Near the house is a private burial-ground with five tombs. Three are unnamed; of the other two one is inscribed as follows:
Here lyeth the body of Thomas Williams, Esqr., who departed this life the 7th of June, 1746, aged 66 years.
Here lyeth the body of Mary Williams, who departed this life on April 14, 1753, aged....
The arms are those of the Williams of Herringstone, county Dorset. Argent a greyhound courant in fess between three Cornish choughs proper, a border engrailed gules charged with crosses pattée or and bezants alternately. Crest, a man’s arm couped at the elbow, habited sable charged with a cross pattée or the hand proper holding an oak branch vert, fructified gold. Neither the motto, _Nil Solidum_, nor the tinctures are given. The second tomb is inscribed:
In the memory of Peter Blagrove, Esq., son of John Blagrove, Esquire, and Ann, his wife. Born at Cardiff Hall in this parish, 21st May, 1789, and died there 10th August, 1812.
The wife’s name was Shakespeare.
The following account of this Peter Blagrove is taken from the “Jamaica Magazine” for 1812.

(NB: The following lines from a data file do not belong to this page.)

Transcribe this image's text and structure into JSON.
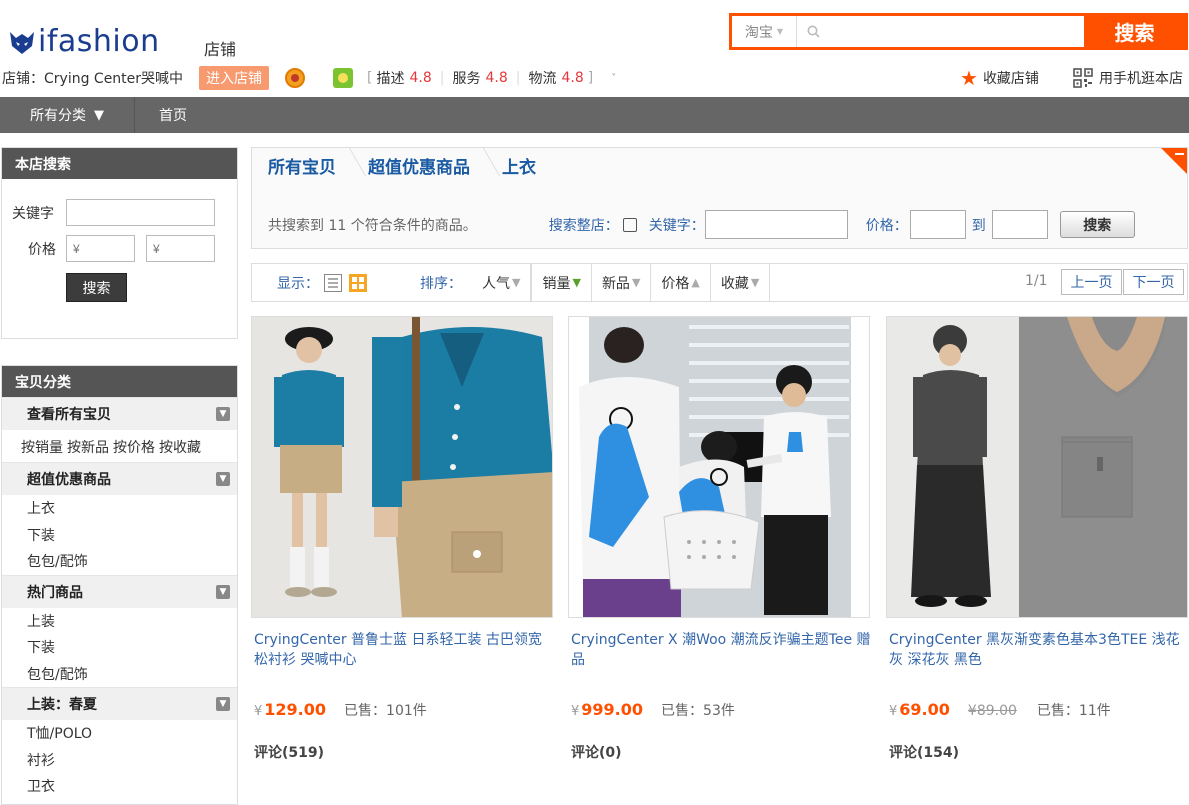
{
  "header": {
    "logo_text": "ifashion",
    "shop_word": "店铺",
    "search": {
      "scope": "淘宝",
      "placeholder": "",
      "button": "搜索"
    },
    "shop_label": "店铺：",
    "shop_name": "Crying Center哭喊中",
    "enter_shop": "进入店铺",
    "scores": [
      {
        "label": "描述",
        "value": "4.8"
      },
      {
        "label": "服务",
        "value": "4.8"
      },
      {
        "label": "物流",
        "value": "4.8"
      }
    ],
    "favorite": "收藏店铺",
    "mobile": "用手机逛本店",
    "colors": {
      "accent": "#ff5000",
      "nav": "#666666",
      "link": "#3366aa"
    }
  },
  "nav": {
    "all_categories": "所有分类",
    "home": "首页"
  },
  "sidebar": {
    "search": {
      "title": "本店搜索",
      "keyword_label": "关键字",
      "price_label": "价格",
      "price_min_placeholder": "¥",
      "price_max_placeholder": "¥",
      "button": "搜索"
    },
    "categories": {
      "title": "宝贝分类",
      "all": "查看所有宝贝",
      "sort_links": [
        "按销量",
        "按新品",
        "按价格",
        "按收藏"
      ],
      "groups": [
        {
          "name": "超值优惠商品",
          "items": [
            "上衣",
            "下装",
            "包包/配饰"
          ]
        },
        {
          "name": "热门商品",
          "items": [
            "上装",
            "下装",
            "包包/配饰"
          ]
        },
        {
          "name": "上装：春夏",
          "items": [
            "T恤/POLO",
            "衬衫",
            "卫衣"
          ]
        }
      ]
    }
  },
  "breadcrumb": [
    "所有宝贝",
    "超值优惠商品",
    "上衣"
  ],
  "filter": {
    "result_text": "共搜索到 11 个符合条件的商品。",
    "search_whole_shop": "搜索整店：",
    "keyword_label": "关键字：",
    "price_label": "价格：",
    "to": "到",
    "button": "搜索"
  },
  "sortbar": {
    "display_label": "显示：",
    "sort_label": "排序：",
    "options": [
      {
        "label": "人气",
        "arrow": "down",
        "active": false
      },
      {
        "label": "销量",
        "arrow": "down",
        "active": true
      },
      {
        "label": "新品",
        "arrow": "down",
        "active": false
      },
      {
        "label": "价格",
        "arrow": "up",
        "active": false
      },
      {
        "label": "收藏",
        "arrow": "down",
        "active": false
      }
    ],
    "page_count": "1/1",
    "prev": "上一页",
    "next": "下一页"
  },
  "products": [
    {
      "title": "CryingCenter 普鲁士蓝 日系轻工装 古巴领宽松衬衫 哭喊中心",
      "price": "129.00",
      "orig_price": "",
      "sold": "已售：101件",
      "reviews": "评论(519)",
      "image_desc": "blue-shirt-photo"
    },
    {
      "title": "CryingCenter X 潮Woo 潮流反诈骗主题Tee 赠品",
      "price": "999.00",
      "orig_price": "",
      "sold": "已售：53件",
      "reviews": "评论(0)",
      "image_desc": "white-tee-photo"
    },
    {
      "title": "CryingCenter 黑灰渐变素色基本3色TEE 浅花灰 深花灰 黑色",
      "price": "69.00",
      "orig_price": "89.00",
      "sold": "已售：11件",
      "reviews": "评论(154)",
      "image_desc": "grey-tee-photo"
    }
  ],
  "yen": "¥"
}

At Orange-Valley Pen, in St. Arm’s, on the 9th inst., aged 24 years, Peter Blagrove, Esq., third son of John Blagrove, of Cardiff Hall. In spite of the best medical skill and experience, he fell on the eighth day a victim to one of those insidious fevers so fatal to many young men from Europe. Detained with an elder brother in France, which he visited after the peace of 1802, for the purpose of gaining a knowledge of mankind, he endured, for seven years, an exile from his family and friends—which as it was inflicted on himself, and his unoffending countrymen, during a profound peace, will continue to stamp with infamy the despot and government that sanctioned it as long as the laws of nature and nations shall be understood. Impelled by his attachment to liberty and his country, he adopted the disguise of one of the meanest of the French peasants to effect his escape; and with a perseverance the most extraordinary, he encountered scenes and hardships to which his earlier years were not accustomed. Unappalled by the danger of the attempt such were the vigour of his mind and his resources, amidst the hazard of hourly detection, that for many months he eluded the vigilance of the most active police, employed by any barbarian; and, having traversed the greater parts of France, Switzerland and Germany he reached Trieste in safety, and soon after repaired to his native country.

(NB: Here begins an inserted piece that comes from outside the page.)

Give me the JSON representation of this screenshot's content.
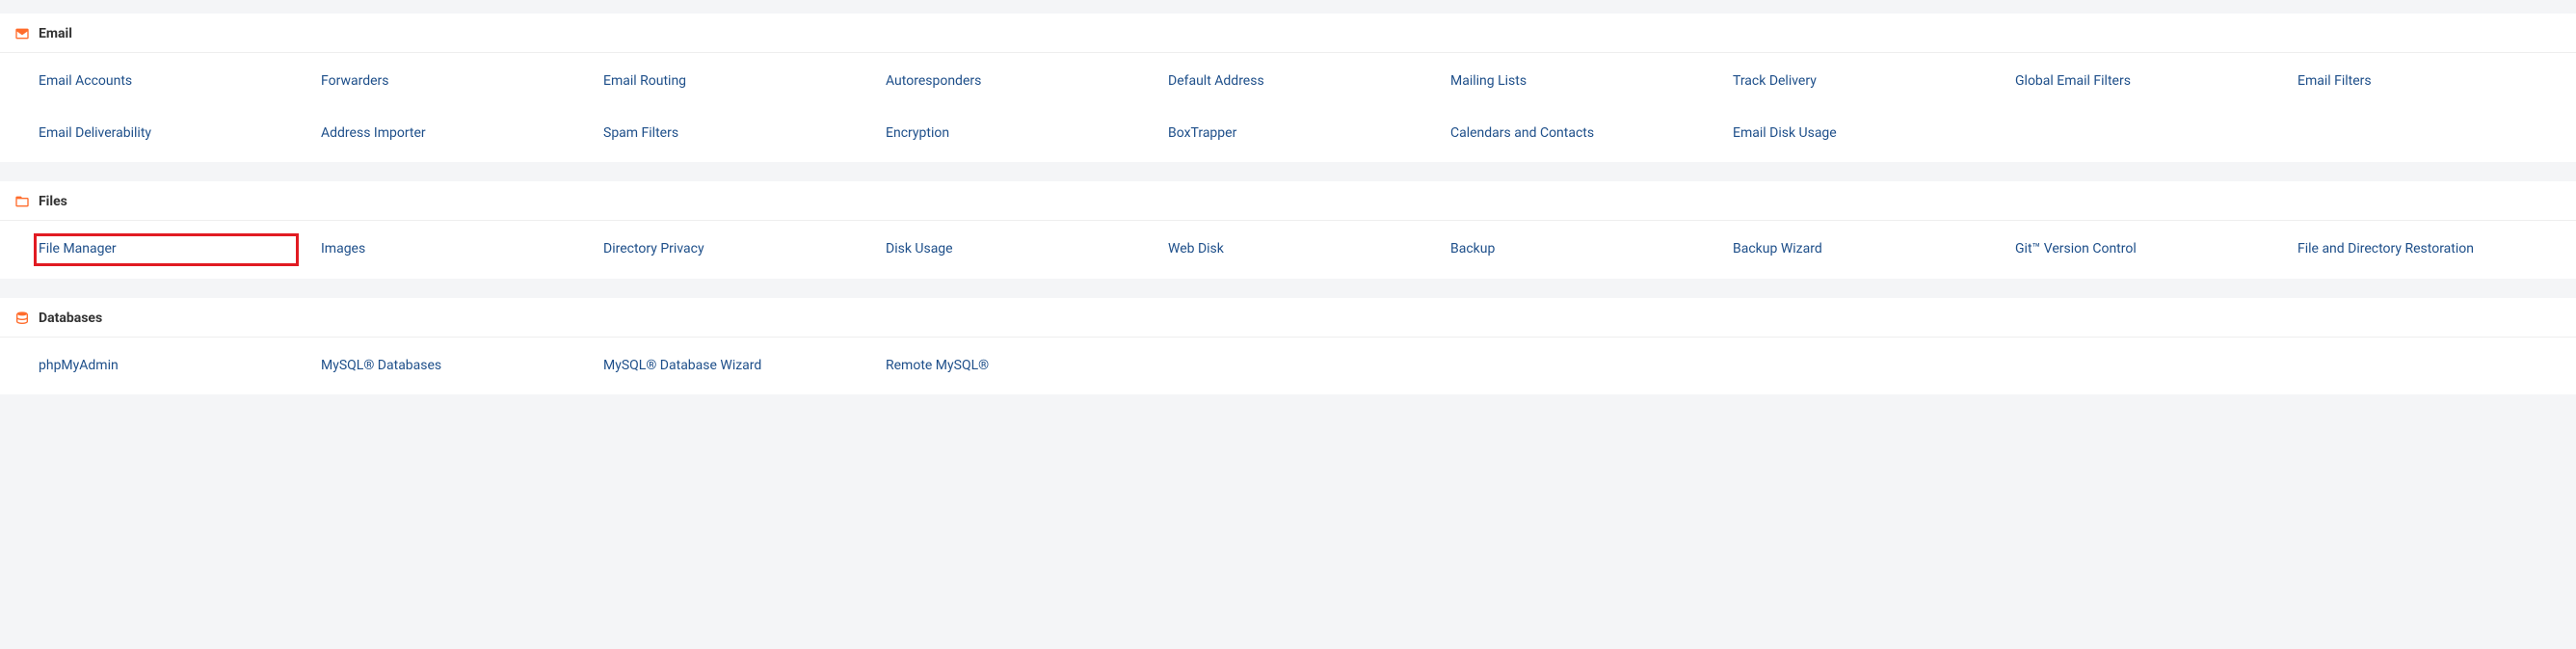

Amongst evil-doers mentioned in Jamaica history, Lewis Hutchinson of =Edinburgh Castle= holds a high place. Some of the accounts of him are based on that given by Bridges in his “Annals of Jamaica”; others, more fantastical, on the imagination of their writers. But the following account taken down in 1897 by Miss A. E. Cork, from her great-aunt Miss Potenger, kindly contributed by the late Miss Robinson, of Trafalgar, St. Ann, is based on better tradition, and is more likely to be correct. Miss Cork is great-great-granddaughter of Dr. Hutton, mentioned in the narrative.

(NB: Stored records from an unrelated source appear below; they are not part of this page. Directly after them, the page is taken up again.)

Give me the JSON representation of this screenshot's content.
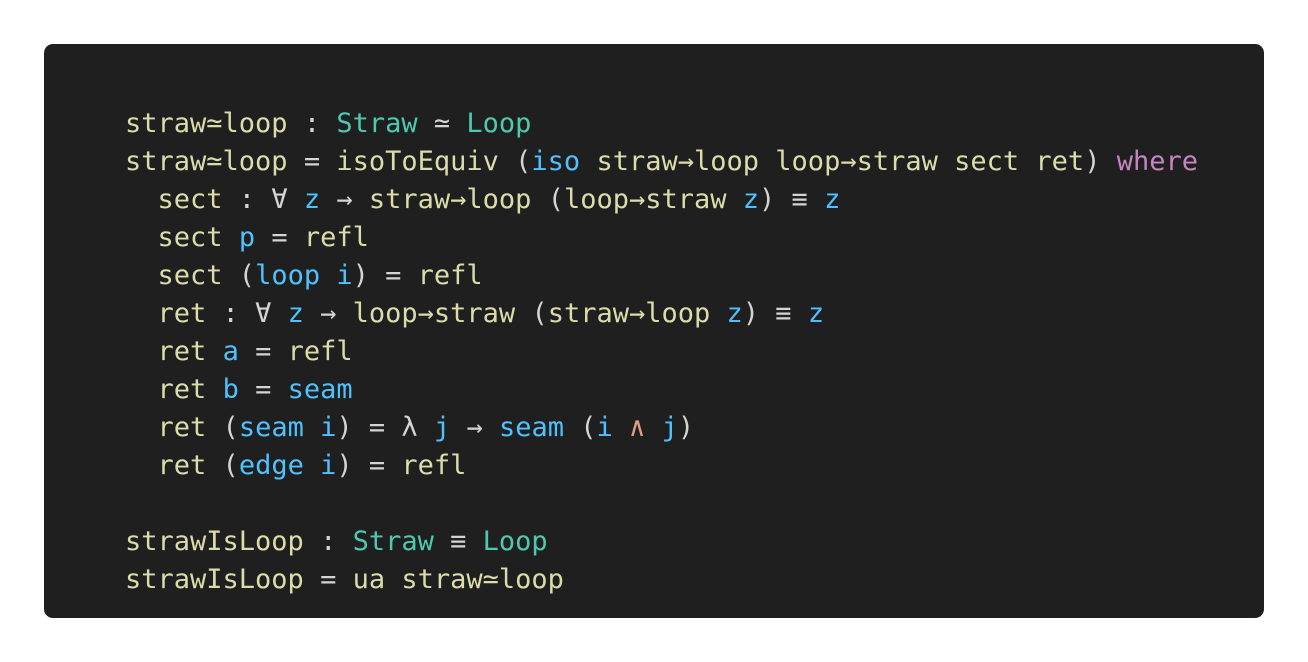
{
  "code": {
    "lines": [
      [
        [
          "fn",
          "straw≃loop"
        ],
        [
          "plain",
          " : "
        ],
        [
          "type",
          "Straw"
        ],
        [
          "plain",
          " ≃ "
        ],
        [
          "type",
          "Loop"
        ]
      ],
      [
        [
          "fn",
          "straw≃loop"
        ],
        [
          "plain",
          " = "
        ],
        [
          "fn",
          "isoToEquiv"
        ],
        [
          "plain",
          " ("
        ],
        [
          "var",
          "iso"
        ],
        [
          "plain",
          " "
        ],
        [
          "fn",
          "straw→loop"
        ],
        [
          "plain",
          " "
        ],
        [
          "fn",
          "loop→straw"
        ],
        [
          "plain",
          " "
        ],
        [
          "fn",
          "sect"
        ],
        [
          "plain",
          " "
        ],
        [
          "fn",
          "ret"
        ],
        [
          "plain",
          ") "
        ],
        [
          "kw",
          "where"
        ]
      ],
      [
        [
          "plain",
          "  "
        ],
        [
          "fn",
          "sect"
        ],
        [
          "plain",
          " : ∀ "
        ],
        [
          "var",
          "z"
        ],
        [
          "plain",
          " → "
        ],
        [
          "fn",
          "straw→loop"
        ],
        [
          "plain",
          " ("
        ],
        [
          "fn",
          "loop→straw"
        ],
        [
          "plain",
          " "
        ],
        [
          "var",
          "z"
        ],
        [
          "plain",
          ") ≡ "
        ],
        [
          "var",
          "z"
        ]
      ],
      [
        [
          "plain",
          "  "
        ],
        [
          "fn",
          "sect"
        ],
        [
          "plain",
          " "
        ],
        [
          "var",
          "p"
        ],
        [
          "plain",
          " = "
        ],
        [
          "fn",
          "refl"
        ]
      ],
      [
        [
          "plain",
          "  "
        ],
        [
          "fn",
          "sect"
        ],
        [
          "plain",
          " ("
        ],
        [
          "var",
          "loop"
        ],
        [
          "plain",
          " "
        ],
        [
          "var",
          "i"
        ],
        [
          "plain",
          ") = "
        ],
        [
          "fn",
          "refl"
        ]
      ],
      [
        [
          "plain",
          "  "
        ],
        [
          "fn",
          "ret"
        ],
        [
          "plain",
          " : ∀ "
        ],
        [
          "var",
          "z"
        ],
        [
          "plain",
          " → "
        ],
        [
          "fn",
          "loop→straw"
        ],
        [
          "plain",
          " ("
        ],
        [
          "fn",
          "straw→loop"
        ],
        [
          "plain",
          " "
        ],
        [
          "var",
          "z"
        ],
        [
          "plain",
          ") ≡ "
        ],
        [
          "var",
          "z"
        ]
      ],
      [
        [
          "plain",
          "  "
        ],
        [
          "fn",
          "ret"
        ],
        [
          "plain",
          " "
        ],
        [
          "var",
          "a"
        ],
        [
          "plain",
          " = "
        ],
        [
          "fn",
          "refl"
        ]
      ],
      [
        [
          "plain",
          "  "
        ],
        [
          "fn",
          "ret"
        ],
        [
          "plain",
          " "
        ],
        [
          "var",
          "b"
        ],
        [
          "plain",
          " = "
        ],
        [
          "var",
          "seam"
        ]
      ],
      [
        [
          "plain",
          "  "
        ],
        [
          "fn",
          "ret"
        ],
        [
          "plain",
          " ("
        ],
        [
          "var",
          "seam"
        ],
        [
          "plain",
          " "
        ],
        [
          "var",
          "i"
        ],
        [
          "plain",
          ") = λ "
        ],
        [
          "var",
          "j"
        ],
        [
          "plain",
          " → "
        ],
        [
          "var",
          "seam"
        ],
        [
          "plain",
          " ("
        ],
        [
          "var",
          "i"
        ],
        [
          "plain",
          " "
        ],
        [
          "op",
          "∧"
        ],
        [
          "plain",
          " "
        ],
        [
          "var",
          "j"
        ],
        [
          "plain",
          ")"
        ]
      ],
      [
        [
          "plain",
          "  "
        ],
        [
          "fn",
          "ret"
        ],
        [
          "plain",
          " ("
        ],
        [
          "var",
          "edge"
        ],
        [
          "plain",
          " "
        ],
        [
          "var",
          "i"
        ],
        [
          "plain",
          ") = "
        ],
        [
          "fn",
          "refl"
        ]
      ],
      [],
      [
        [
          "fn",
          "strawIsLoop"
        ],
        [
          "plain",
          " : "
        ],
        [
          "type",
          "Straw"
        ],
        [
          "plain",
          " ≡ "
        ],
        [
          "type",
          "Loop"
        ]
      ],
      [
        [
          "fn",
          "strawIsLoop"
        ],
        [
          "plain",
          " = "
        ],
        [
          "fn",
          "ua"
        ],
        [
          "plain",
          " "
        ],
        [
          "fn",
          "straw≃loop"
        ]
      ]
    ]
  }
}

“About the year 1768 there lived at Edinburgh Castle, in the Pedro district of St. Ann, Jamaica, a desperado called Lewis Hutchinson. He owned the property on which he lived, and was said to have been a man of some education, but he was the terror of the neighbourhood, and it was not infrequent for a white man to disappear mysteriously, and it would then be said that Hutchinson had made away with him by shooting him as he passed the ‘Castle,’ which was furnished with loopholes and overlooked the road. But these stories were hard to verify, and such was the unsettled and lawless state of the Island in those days that people preferred to leave Hutchinson alone, rather than attempt to have him arrested.
“A few miles from Edinburgh Castle was Hutton Bonvil, or Bonneville Pen, as it is now called, which, with Lebanon Pen, adjoining, belonged to Dr. Jonathan Hutton, an Englishman. Dr. Hutton was a retired naval doctor, and also owned property in Lincolnshire, his native county. He spent his time between England and Jamaica, sometimes remaining in the latter place a year or two at a time.